Yankee games were now out of the question — ballparks and stadiums were seen as prime target points. Vacations too — nobody was going to fly out of JFK, LaGuardia or Newark anymore. Even conversations were harrowing — all anyone wanted to talk about were the attacks, or the neighbors who had lost loved ones. A woman down my street lost her husband.

 

Last spring, when several of my classmates sprinted to the White House to celebrate the death of Osama bin Laden, I was disappointed in the reaction. I made the observation that many of those who made the trek were not from the mid-Atlantic. They had not dealt with the horrific fear that a loved one may have died. They did not deal with going to masses and vigils to pray for members of a community that would never return home. They did not deal with the photos and the posters of those who were lost, which decorated the entrance to every North Jersey town.

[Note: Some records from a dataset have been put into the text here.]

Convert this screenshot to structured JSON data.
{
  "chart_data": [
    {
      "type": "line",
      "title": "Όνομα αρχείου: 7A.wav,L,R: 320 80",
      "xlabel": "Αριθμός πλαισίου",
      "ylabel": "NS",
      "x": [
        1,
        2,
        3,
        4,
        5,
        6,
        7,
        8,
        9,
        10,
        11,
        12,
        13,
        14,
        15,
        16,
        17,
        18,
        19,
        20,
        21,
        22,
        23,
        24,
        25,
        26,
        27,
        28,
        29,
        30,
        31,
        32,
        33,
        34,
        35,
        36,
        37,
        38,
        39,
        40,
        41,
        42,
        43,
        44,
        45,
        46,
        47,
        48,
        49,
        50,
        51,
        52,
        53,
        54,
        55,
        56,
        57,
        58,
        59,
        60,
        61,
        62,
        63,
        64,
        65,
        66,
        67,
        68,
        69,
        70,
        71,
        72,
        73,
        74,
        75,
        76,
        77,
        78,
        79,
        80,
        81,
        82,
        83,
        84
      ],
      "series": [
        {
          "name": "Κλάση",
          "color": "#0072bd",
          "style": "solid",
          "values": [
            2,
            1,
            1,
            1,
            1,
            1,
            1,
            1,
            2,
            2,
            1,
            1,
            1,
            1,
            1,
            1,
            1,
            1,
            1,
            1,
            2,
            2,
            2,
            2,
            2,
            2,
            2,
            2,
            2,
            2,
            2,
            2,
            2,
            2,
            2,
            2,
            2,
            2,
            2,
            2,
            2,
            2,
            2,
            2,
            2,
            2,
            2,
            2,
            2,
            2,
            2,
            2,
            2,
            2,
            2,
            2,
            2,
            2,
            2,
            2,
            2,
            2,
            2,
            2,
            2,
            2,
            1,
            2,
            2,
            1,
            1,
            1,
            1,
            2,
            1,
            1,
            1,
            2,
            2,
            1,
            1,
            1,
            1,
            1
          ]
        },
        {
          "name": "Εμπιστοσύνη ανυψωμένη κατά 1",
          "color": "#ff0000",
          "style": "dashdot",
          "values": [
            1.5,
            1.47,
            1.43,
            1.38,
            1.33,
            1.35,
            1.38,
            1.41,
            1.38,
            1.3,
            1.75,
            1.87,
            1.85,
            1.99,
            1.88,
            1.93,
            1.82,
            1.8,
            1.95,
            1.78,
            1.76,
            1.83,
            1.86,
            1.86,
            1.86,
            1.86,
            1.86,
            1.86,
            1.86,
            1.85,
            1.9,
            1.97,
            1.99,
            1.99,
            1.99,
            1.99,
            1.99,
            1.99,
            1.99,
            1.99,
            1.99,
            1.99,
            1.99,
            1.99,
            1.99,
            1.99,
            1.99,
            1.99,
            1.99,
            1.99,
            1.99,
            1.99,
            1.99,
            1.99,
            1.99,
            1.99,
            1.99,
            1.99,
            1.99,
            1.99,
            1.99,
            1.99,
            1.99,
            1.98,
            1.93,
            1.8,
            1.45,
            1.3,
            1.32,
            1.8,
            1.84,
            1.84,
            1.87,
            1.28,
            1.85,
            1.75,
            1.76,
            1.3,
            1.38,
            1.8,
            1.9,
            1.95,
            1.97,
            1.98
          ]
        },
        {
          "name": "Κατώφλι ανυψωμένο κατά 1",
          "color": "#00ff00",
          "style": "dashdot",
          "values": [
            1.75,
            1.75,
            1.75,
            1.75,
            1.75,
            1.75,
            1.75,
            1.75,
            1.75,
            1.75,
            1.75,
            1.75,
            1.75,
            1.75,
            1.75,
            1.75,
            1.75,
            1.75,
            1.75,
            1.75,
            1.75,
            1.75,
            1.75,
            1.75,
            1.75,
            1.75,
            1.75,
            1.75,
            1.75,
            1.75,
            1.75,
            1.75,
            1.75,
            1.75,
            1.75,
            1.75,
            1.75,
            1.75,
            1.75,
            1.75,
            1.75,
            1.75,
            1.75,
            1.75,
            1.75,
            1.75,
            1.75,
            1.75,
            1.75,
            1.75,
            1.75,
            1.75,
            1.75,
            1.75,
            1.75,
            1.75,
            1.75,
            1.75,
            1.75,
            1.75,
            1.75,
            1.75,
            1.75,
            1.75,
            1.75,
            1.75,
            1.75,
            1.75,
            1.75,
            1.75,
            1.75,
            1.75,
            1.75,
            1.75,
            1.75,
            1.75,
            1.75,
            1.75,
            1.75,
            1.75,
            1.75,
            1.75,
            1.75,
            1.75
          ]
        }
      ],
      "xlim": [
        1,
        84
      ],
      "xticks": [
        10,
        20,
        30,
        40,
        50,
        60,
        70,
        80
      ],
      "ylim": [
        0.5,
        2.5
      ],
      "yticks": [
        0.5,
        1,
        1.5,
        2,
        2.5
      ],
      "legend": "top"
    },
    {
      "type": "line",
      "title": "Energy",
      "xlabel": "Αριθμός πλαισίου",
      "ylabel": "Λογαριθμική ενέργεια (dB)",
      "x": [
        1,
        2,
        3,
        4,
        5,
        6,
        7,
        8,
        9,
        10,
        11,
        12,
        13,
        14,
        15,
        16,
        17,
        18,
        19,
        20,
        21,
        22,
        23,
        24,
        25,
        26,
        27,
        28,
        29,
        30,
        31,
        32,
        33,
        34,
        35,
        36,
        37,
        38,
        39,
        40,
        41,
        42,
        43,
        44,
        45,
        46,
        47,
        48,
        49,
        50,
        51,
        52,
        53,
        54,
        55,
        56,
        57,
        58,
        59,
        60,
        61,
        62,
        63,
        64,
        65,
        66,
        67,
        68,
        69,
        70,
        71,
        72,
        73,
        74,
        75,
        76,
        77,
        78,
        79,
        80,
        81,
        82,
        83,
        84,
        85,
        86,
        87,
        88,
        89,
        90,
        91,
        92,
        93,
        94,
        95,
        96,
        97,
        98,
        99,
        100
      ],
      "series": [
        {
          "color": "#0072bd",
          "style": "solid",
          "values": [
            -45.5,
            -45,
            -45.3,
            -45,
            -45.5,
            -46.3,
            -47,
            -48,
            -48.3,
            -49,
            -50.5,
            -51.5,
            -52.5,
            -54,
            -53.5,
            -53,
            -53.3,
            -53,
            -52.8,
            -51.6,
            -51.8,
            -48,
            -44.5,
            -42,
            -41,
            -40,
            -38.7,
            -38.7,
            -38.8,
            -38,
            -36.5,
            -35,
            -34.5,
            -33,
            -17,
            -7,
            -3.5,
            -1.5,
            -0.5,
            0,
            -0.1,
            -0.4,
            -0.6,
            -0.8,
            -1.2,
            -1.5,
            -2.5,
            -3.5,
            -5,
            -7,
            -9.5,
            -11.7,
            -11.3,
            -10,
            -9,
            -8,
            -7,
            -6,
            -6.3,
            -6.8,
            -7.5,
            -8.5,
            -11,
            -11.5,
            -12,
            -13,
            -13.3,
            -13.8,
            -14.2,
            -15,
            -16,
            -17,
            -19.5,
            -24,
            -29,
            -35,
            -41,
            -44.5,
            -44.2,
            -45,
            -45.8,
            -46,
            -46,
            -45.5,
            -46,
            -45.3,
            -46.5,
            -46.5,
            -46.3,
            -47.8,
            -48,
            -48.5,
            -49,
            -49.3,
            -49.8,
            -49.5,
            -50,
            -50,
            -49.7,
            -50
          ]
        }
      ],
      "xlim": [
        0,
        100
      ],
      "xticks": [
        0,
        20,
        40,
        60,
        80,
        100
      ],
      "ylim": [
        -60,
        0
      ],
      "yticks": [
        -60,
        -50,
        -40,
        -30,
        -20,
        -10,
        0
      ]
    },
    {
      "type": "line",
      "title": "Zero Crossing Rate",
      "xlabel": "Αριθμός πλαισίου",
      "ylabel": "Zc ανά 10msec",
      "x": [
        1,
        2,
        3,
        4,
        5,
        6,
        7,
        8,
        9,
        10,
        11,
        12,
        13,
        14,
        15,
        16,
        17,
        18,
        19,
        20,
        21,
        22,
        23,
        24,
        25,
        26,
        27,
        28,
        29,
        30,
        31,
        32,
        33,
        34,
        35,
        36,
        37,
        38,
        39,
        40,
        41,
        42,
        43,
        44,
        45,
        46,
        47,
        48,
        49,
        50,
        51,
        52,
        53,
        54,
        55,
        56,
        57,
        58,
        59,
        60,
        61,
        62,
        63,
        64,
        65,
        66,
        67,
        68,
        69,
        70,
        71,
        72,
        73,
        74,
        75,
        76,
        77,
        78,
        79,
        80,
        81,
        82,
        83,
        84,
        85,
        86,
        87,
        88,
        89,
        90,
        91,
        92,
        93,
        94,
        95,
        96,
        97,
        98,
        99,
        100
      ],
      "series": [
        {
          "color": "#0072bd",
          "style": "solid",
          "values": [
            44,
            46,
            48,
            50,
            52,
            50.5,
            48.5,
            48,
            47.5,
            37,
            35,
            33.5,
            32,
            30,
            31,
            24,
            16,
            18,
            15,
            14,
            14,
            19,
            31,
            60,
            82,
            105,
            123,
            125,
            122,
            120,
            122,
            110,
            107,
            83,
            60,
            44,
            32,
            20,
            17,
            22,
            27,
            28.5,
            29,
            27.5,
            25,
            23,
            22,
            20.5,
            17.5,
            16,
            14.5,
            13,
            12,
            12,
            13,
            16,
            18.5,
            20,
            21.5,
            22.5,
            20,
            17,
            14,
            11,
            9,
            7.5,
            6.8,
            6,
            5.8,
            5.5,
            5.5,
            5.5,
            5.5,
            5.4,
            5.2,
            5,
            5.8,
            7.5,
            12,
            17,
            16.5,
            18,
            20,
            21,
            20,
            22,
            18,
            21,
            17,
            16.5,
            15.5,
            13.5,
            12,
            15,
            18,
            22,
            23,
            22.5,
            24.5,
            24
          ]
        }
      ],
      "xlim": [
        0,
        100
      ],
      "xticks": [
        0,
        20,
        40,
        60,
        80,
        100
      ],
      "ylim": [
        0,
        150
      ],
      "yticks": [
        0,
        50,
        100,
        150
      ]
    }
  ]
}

Yet in the end, 9/11 was instrumentally important in shaping my views of fate. It proved that at any given moment, a world can change. That perhaps good and evil can exist, even if they are in the extreme. That when pushed to the edge, humanity can rise to the sky. 9/11, like Pearl Harbor and the Cuban Missile Crisis, helped shape generational security concerns. History and Hollywood will look back on these events with drama, but I sincerely hope that my children will never know the fear and emotion that gripped my world on that day.

Michael Palmer is a senior in the College. He is a member of THE HOYA’S Editorial Board.